What does this have to do with us here on What’s Cooking?

Simple-many of us have seen our salaries cut, hours slashed and our livlihoods shut down.  So what better time to talk about budget meals?

Yes, we know the drill-check the ads, clip your coupons, buy in bulk and in season and learn about healthy fillers-fast.

But what if you already are known as the most frugal coupon using shopper in your city?  How do you cut back even more?

Serve more meatless meals-try to use tofu once or twice a week.  It’s very inexpensive, nutritious and it can be mashed up into meatloaf to stretch the amount of serving you get out of a pound of ground meat.  

Tofu really does take on the flavors of whatever you cook it in.  I have even taken a class in vegan cooking-just to expand my family’s food horizons.  

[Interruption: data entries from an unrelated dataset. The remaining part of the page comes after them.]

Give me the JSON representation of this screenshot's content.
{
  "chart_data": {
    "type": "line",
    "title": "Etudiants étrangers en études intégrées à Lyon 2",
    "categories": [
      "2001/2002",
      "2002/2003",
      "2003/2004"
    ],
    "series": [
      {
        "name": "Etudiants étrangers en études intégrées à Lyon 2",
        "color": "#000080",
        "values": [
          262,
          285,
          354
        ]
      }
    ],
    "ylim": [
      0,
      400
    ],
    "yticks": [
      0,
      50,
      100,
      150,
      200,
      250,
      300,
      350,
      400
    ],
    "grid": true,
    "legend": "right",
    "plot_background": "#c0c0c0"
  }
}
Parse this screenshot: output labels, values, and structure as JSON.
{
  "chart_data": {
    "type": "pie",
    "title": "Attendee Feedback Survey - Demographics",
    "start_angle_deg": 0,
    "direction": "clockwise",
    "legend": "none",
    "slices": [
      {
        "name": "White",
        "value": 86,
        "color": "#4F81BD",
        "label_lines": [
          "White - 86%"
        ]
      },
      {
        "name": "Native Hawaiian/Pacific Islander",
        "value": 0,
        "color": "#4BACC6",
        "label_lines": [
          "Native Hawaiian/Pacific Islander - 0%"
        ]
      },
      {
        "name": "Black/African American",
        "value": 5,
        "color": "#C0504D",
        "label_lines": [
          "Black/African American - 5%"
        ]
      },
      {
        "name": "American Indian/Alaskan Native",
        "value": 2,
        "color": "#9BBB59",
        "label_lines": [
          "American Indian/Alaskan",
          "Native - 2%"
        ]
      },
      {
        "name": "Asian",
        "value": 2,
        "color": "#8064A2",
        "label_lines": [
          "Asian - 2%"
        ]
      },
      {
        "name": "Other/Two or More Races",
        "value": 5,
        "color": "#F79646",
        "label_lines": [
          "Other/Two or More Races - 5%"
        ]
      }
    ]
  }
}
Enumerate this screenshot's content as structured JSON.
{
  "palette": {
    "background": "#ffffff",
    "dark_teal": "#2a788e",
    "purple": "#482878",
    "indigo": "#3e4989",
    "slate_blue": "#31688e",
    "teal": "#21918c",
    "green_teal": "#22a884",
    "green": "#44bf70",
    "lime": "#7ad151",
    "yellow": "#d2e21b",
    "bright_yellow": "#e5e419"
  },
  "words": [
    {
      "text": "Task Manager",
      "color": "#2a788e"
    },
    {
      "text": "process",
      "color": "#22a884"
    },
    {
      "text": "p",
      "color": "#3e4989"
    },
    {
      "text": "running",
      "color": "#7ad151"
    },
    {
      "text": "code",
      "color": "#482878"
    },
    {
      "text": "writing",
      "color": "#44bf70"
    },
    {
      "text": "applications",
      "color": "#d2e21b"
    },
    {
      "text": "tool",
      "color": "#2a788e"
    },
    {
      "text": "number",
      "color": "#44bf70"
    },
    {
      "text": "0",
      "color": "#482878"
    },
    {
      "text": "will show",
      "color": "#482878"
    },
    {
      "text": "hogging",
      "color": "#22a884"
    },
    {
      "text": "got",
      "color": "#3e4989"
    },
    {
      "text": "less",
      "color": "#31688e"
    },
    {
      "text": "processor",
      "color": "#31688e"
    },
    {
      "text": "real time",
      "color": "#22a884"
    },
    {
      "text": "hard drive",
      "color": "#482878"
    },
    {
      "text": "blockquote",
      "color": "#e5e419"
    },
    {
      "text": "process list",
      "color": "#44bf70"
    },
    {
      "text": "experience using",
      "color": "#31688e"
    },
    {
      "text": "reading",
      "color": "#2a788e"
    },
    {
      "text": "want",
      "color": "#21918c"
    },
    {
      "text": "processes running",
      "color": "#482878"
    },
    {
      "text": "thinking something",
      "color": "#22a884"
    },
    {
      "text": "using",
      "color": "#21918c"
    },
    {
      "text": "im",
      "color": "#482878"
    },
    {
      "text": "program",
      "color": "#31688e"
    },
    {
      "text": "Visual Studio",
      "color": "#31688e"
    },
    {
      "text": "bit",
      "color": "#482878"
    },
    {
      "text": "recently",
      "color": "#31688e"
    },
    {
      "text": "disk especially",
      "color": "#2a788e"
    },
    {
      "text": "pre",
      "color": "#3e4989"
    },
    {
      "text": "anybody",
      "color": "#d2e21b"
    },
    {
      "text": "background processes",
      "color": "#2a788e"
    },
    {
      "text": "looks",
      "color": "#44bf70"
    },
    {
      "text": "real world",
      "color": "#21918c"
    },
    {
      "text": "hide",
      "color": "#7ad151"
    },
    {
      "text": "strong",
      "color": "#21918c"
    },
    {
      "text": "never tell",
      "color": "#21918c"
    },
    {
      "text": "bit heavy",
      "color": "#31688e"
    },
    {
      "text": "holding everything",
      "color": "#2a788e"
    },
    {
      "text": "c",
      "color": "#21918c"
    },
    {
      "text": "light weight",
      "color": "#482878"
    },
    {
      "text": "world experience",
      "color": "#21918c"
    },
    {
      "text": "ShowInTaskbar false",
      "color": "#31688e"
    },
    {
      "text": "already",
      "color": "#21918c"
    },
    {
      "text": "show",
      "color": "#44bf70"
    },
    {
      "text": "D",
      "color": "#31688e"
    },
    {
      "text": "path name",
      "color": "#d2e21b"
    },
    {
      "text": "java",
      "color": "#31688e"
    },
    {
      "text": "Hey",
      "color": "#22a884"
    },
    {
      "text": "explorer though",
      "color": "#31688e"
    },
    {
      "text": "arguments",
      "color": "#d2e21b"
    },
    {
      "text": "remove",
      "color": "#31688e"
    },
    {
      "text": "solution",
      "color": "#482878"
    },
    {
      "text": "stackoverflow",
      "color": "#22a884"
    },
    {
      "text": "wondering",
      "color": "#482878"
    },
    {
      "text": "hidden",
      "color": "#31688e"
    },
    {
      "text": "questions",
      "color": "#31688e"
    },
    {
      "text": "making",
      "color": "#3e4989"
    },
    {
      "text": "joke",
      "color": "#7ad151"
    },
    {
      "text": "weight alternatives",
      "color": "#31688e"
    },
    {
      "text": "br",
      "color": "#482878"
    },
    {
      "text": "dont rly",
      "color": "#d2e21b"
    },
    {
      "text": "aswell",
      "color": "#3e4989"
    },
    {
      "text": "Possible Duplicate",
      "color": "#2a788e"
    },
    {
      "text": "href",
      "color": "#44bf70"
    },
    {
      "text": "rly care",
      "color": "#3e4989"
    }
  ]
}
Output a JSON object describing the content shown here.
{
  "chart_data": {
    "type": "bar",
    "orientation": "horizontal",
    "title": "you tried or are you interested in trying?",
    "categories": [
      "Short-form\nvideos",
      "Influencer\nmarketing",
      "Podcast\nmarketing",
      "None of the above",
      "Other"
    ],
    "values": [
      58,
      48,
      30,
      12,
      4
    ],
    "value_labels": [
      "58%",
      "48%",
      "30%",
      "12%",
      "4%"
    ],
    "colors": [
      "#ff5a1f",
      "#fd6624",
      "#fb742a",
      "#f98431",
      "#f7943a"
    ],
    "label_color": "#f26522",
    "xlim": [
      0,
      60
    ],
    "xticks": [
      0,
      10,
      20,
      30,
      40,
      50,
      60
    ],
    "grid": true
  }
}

Think comfort foods-mashed potatoes served with mushrooms and squash in a beef gravy.  Whole wheat pasta served with ratatouille.  Stir-fry all the “on their last leg” veggies with the tofu in any number of Asian or Indian sauces and serve over brown rice.

Try tabouli and “beef” it up with leftover chicken, fish or any other small bits of protein.

And the last thought until Wednesday’s column-I call it “must go” soup.  Take all the stuff that’s in the fridge that’s not enough to use as a full portion, mix it with a jar of your favorite pasta sauce and some extra cubed red potatoes and chicken stock and make an Italian stoup.

Another good budget tip-reread the last couple of weeks of columns-the crockpot is a great tool to cook tough, inexpensive cuts of meat and make them delicious-no sense being poor and mal-nourished.